= Leila Al Jazairia =

Algerian singer and actress (1927–2026)

Leila Al Jazairia (Arabic: ليلى الجزائرية; August 6, 1927 – April 15, 2026) was an Algerian singer and actress.

== Biography ==
Leila Al Jazairia was born Leïla Hakim in Oran, Algeria, in 1927.

As a singer, she was initially discovered by the Algerian artist Mahieddine Bachtarzi and began her career in her home country. She then spent time performing in Paris, where she was noticed by the Egyptian singer Farid al-Atrash. In the early 1950s, she traveled with his encouragement to Egypt, where she gained prominence as a singer and actress. It was there that she adopted the stage name Leila Al Jazairia.

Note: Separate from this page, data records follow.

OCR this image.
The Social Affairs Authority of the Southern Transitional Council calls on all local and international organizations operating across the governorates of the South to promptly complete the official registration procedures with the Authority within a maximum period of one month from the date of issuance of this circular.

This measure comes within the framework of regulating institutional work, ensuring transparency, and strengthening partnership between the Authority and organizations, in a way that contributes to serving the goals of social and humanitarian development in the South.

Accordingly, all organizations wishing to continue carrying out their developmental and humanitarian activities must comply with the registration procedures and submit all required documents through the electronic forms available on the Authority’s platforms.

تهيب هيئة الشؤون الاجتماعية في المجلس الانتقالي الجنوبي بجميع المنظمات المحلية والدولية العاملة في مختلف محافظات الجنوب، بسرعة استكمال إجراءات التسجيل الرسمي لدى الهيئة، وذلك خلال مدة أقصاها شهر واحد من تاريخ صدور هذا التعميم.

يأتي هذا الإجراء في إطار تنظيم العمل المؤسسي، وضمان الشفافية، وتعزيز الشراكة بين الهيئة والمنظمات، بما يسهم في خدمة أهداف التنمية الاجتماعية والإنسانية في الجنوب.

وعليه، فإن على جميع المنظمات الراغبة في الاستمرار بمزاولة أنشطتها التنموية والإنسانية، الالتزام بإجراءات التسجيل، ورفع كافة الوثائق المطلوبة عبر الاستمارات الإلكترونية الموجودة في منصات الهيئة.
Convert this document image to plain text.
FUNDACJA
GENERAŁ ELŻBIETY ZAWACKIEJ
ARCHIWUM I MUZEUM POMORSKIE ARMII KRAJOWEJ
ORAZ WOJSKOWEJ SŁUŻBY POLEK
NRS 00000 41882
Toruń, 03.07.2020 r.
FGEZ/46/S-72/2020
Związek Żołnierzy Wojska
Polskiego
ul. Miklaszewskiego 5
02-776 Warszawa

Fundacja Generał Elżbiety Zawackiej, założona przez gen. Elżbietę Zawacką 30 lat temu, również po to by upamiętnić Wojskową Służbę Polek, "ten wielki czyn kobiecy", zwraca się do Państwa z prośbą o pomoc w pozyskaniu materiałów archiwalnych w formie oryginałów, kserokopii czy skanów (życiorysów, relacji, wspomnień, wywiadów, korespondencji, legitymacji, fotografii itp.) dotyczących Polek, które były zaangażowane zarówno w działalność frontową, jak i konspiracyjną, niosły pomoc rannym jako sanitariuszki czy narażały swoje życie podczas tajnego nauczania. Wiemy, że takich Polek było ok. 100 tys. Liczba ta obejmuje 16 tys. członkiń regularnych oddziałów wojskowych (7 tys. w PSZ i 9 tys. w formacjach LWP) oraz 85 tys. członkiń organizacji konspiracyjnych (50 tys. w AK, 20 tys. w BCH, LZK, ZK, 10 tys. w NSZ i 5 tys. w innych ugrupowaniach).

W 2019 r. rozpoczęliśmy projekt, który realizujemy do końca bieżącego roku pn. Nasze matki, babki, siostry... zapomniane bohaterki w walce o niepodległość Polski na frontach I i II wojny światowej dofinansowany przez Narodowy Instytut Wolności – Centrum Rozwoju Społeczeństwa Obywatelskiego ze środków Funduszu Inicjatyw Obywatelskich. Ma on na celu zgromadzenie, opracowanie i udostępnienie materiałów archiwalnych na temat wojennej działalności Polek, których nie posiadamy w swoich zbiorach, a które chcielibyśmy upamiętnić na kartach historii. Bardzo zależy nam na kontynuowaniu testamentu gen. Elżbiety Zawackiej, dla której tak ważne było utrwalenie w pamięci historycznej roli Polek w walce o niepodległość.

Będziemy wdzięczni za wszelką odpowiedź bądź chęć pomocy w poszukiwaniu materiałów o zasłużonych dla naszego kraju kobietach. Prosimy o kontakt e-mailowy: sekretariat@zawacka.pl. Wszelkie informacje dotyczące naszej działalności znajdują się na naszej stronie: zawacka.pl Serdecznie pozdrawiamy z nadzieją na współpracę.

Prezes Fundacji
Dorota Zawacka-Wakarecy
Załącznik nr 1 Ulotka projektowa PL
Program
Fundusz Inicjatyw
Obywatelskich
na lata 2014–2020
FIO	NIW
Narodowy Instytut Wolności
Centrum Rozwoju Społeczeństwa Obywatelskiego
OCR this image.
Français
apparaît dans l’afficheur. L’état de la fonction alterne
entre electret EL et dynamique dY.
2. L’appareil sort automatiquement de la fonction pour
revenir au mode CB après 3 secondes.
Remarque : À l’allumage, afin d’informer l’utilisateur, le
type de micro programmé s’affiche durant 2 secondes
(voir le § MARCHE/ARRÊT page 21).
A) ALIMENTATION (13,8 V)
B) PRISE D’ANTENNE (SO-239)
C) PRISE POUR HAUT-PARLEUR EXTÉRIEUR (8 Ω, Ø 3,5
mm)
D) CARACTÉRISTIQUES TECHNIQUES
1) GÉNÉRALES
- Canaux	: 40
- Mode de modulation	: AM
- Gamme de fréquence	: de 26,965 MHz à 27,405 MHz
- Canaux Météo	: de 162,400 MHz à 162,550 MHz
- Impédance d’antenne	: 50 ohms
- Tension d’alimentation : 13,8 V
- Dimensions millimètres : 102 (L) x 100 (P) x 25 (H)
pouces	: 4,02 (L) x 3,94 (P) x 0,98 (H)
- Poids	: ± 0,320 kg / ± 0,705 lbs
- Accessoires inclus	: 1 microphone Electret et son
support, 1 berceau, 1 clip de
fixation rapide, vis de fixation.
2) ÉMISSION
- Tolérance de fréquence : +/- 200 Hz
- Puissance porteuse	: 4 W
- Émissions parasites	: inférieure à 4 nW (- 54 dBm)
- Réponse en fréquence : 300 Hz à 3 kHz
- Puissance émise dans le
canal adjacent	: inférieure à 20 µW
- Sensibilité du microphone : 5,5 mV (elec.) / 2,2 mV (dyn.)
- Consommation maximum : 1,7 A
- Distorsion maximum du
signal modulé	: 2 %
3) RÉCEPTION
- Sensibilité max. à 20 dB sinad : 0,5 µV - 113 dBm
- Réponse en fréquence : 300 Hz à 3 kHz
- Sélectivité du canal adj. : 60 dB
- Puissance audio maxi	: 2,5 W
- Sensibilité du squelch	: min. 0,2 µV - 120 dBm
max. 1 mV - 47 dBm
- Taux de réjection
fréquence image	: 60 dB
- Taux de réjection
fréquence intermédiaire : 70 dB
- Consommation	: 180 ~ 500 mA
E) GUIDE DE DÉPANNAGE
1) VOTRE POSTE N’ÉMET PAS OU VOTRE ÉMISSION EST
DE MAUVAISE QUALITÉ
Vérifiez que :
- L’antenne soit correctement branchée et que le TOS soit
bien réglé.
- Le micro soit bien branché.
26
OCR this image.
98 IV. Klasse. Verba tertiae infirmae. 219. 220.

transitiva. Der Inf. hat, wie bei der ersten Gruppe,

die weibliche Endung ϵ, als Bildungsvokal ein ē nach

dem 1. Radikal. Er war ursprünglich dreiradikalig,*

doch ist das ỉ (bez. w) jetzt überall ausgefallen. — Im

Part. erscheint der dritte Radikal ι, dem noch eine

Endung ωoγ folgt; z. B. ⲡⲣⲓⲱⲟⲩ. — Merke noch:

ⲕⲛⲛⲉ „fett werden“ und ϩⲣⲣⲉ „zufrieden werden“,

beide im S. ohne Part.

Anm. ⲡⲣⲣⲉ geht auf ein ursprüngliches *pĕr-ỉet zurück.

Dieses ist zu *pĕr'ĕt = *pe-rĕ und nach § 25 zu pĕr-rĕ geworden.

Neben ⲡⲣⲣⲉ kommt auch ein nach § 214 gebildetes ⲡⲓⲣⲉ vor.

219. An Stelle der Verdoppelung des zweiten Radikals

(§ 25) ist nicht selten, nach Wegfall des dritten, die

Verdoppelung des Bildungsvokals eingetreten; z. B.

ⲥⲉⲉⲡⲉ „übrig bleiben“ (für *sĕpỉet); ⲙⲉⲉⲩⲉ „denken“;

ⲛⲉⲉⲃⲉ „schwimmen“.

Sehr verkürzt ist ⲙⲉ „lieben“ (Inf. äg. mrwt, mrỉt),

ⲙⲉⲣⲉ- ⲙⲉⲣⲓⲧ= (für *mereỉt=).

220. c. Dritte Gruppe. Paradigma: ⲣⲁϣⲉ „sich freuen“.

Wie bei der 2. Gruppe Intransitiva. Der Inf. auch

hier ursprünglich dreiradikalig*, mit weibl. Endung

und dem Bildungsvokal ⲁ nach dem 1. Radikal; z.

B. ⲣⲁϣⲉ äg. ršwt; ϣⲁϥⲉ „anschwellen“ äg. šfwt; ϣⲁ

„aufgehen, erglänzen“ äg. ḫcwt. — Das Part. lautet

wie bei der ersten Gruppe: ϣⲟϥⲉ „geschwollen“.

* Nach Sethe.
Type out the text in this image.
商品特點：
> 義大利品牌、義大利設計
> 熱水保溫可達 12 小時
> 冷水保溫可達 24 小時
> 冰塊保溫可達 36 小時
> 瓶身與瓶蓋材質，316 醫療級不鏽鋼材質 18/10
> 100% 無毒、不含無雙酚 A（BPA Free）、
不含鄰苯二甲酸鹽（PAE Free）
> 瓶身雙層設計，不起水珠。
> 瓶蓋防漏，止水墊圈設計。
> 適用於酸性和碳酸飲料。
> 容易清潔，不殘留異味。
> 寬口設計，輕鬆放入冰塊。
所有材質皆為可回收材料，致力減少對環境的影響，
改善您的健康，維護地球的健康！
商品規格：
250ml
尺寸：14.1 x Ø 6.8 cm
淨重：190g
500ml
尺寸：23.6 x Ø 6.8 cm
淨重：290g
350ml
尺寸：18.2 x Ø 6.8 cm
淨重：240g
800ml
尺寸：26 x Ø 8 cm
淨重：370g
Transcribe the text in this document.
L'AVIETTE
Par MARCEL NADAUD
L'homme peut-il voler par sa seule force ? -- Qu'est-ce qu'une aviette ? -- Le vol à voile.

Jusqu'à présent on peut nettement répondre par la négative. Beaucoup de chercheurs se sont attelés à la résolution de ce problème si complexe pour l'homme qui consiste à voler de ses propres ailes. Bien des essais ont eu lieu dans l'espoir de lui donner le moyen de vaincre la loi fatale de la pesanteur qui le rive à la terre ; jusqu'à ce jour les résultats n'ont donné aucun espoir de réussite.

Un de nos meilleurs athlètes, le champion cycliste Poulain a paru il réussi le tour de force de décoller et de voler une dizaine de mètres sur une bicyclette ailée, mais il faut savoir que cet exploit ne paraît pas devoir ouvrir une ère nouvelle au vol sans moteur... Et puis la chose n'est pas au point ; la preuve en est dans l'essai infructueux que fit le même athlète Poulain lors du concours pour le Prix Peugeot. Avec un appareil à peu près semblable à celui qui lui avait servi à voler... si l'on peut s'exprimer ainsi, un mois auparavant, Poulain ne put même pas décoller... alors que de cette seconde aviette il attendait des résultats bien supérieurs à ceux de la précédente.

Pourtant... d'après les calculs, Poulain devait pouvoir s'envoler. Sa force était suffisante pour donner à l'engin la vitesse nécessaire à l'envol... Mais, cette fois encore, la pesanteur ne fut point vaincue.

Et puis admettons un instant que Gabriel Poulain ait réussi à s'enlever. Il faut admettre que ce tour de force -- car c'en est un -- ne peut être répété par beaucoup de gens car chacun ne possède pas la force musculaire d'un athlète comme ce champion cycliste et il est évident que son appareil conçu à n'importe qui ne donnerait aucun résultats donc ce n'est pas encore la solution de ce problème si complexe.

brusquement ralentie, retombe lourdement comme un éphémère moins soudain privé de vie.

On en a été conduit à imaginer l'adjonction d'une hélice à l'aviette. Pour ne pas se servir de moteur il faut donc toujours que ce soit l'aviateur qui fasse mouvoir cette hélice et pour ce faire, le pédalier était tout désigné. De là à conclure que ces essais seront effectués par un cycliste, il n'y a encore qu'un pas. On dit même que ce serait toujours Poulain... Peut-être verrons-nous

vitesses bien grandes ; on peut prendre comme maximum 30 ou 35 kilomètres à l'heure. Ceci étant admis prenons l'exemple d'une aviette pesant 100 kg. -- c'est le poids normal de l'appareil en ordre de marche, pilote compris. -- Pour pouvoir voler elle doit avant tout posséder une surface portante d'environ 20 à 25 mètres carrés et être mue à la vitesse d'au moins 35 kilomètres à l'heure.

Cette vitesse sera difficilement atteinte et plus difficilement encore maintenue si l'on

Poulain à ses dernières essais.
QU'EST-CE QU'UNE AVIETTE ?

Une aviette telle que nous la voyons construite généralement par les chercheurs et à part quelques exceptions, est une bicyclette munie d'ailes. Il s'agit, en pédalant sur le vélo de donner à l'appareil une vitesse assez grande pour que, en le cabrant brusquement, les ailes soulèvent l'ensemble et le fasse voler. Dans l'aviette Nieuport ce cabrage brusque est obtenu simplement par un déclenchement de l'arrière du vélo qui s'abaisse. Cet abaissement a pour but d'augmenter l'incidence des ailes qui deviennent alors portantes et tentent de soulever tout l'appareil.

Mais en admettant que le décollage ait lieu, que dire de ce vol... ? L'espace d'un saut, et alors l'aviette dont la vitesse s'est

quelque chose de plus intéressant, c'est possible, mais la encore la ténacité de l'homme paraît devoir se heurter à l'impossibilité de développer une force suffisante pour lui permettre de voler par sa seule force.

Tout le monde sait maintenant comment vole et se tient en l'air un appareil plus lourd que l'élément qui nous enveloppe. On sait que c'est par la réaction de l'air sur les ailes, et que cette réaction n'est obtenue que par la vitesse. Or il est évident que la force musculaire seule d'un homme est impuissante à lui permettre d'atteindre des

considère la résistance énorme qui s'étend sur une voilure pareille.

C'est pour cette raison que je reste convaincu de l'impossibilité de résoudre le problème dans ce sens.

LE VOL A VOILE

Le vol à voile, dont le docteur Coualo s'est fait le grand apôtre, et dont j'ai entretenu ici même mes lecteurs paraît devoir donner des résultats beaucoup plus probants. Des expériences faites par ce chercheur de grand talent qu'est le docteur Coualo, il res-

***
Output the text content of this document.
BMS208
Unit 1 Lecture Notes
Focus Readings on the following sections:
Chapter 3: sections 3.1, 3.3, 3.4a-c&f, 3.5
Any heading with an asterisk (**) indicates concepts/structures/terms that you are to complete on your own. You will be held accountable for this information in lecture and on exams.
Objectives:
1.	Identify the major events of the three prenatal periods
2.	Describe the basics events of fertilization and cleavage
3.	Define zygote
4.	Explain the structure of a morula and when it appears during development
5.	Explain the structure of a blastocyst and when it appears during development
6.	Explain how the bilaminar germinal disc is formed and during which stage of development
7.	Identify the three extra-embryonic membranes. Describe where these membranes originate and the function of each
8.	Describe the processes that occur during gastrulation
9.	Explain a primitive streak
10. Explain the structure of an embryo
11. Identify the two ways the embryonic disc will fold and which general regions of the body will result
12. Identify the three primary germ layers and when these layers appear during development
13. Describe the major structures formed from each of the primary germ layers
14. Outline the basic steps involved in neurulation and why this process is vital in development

Her film career began in 1952, when she appeared in Atrash's film Ayza Atgawwez ("I Want to Get Married"). In 1953, she was featured alongside Kamal el-Shennawi in the film The Unwilling Doctor, then performed again with Atrash in his 1954 film Lahn hubi. While her brief career as an actress came to an end after that, she had played a notable role in the "golden age" of Arab musical filmmaking.

Al Jazairia then met and married the Moroccan soccer star Abderrahmane Mahjoub, after which she stepped away from the spotlight. They settled for many years in Paris, where they ran a restaurant for a period, and were together until his death in 2011. She died in 2026 at age 97, at home in Casablanca.